Serving sizes are found on both the Food Pyramid and its successor program MyPlate as well as nutrition labels, and has two related but differing meanings. The USDA Center for Nutrition Policy and Promotion sets the standards for My Plate and related guidelines. The FDA defines the "Reference Amounts Customarily Consumed" (RACC) tables used by food manufacturers to determine the serving size on the Nutrition Facts Panel, and the USDA Food Safety and Inspection Services labels. Alcoholic beverages above 0.5% ABV are regulated by the Alcohol and Tobacco Tax and Trade Bureau (TTB) not the FDA and are allowed different serving sizes than FDA's RACC tables.

The nutrition facts label is designed to give consumers important nutritional information about a product and allow comparisons with other food. The serving size indicates the amount of food for which the nutrition information is shown. RACCs were established by regulation in 1993 in response to the Nutrition Labeling and Education Act and were based on how much food people typically eat, balanced with desired portion size. Ice cream is the classic example where the RACC is 1/2 cup, but people more often consume more.

From 1996 to 2016, there was an increase in the serving sizes of food. For example, in 2016 the average muffin in America is 130 grams, but 20 years before the serving size was 85 grams.
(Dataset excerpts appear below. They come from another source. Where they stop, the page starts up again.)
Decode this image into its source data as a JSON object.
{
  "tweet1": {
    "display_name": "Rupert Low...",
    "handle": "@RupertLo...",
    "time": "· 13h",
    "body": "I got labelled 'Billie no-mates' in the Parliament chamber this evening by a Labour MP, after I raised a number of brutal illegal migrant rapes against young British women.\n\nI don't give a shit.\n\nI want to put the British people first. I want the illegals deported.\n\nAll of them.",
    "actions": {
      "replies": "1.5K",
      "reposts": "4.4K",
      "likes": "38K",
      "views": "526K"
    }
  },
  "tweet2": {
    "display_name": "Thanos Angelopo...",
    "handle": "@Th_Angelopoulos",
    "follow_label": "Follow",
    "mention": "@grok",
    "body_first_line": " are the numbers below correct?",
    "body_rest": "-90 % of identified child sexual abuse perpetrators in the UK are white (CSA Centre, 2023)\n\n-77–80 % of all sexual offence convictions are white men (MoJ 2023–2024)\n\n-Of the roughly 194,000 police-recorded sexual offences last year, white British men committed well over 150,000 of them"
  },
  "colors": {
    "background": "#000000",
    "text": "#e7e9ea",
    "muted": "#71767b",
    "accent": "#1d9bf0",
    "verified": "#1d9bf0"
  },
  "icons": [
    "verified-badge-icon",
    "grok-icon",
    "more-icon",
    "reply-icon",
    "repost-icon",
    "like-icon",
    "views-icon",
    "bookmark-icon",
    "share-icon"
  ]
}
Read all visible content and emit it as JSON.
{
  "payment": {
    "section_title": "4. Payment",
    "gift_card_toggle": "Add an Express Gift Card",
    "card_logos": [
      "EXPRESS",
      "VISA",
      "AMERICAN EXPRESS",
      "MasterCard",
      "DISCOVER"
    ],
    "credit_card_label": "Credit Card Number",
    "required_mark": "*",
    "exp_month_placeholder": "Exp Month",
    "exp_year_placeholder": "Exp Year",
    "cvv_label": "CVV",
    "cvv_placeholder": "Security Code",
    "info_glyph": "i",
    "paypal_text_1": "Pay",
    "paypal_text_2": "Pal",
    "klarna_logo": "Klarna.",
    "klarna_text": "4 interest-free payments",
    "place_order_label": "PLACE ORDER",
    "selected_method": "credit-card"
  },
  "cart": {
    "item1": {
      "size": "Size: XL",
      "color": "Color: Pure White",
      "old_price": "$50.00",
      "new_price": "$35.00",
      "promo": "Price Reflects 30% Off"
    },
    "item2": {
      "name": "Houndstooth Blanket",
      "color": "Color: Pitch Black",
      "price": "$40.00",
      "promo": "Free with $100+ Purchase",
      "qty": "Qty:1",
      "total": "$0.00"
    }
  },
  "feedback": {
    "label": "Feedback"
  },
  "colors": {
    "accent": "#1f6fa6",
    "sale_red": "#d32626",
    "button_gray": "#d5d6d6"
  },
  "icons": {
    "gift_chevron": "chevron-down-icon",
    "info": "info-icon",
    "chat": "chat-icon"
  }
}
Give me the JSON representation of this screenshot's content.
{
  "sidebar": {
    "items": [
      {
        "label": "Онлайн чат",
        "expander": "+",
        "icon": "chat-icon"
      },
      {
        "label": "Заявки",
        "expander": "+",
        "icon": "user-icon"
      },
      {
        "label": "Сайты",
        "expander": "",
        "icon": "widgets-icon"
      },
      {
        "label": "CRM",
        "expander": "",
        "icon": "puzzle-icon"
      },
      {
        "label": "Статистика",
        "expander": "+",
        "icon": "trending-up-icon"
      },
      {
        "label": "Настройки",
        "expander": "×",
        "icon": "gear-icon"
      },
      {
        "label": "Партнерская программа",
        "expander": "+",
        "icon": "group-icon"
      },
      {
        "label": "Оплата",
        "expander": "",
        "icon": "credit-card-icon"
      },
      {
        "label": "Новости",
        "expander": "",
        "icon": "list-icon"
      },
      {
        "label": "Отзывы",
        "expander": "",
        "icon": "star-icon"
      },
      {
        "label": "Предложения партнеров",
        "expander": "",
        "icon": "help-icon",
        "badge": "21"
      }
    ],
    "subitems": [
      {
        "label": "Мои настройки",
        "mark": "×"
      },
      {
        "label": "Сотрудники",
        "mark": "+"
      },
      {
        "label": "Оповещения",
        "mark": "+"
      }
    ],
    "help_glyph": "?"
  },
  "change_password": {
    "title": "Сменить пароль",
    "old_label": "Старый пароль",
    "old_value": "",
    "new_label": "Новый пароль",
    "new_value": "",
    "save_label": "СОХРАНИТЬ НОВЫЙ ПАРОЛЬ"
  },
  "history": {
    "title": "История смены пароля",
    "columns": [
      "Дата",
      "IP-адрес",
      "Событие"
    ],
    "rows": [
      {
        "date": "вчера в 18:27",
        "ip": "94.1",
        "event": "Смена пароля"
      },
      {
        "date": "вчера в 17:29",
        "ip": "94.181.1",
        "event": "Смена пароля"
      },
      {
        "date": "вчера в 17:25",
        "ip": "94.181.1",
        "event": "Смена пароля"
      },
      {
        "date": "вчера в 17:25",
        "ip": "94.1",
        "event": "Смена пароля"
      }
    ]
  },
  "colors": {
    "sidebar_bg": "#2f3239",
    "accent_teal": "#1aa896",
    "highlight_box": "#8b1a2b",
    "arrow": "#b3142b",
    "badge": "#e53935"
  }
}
Another example is the bagel, for which the diameter and calories have both doubled over the same 20 years. Other foods that have doubled in calories include American staples of spaghetti with meatballs and cheeseburgers. Furthermore, a serving of French fries and a can of soda tripled their calories and serving size. Between 1960 and 2000, the size of bagels and muffins doubled. As food portions increased over time, "unit bias" has also increased. This means that people think that a portion size equals one serving size of a food or meal. This idea of "unit bias" is important in restaurants because customers often think that what they are being served is one serving of a food group or meal, but it may be way more than originally thought.

The United States FDA recommends in their "2015-2020 Dietary Guidelines" that an American adult eating 2,000 calories a day should be consuming 2.5 cups of vegetables, 2 cups of fruit, 6 ounces of grain, 3 cups of dairy, 5.5 ounces of protein, and 27 grams of oils every day.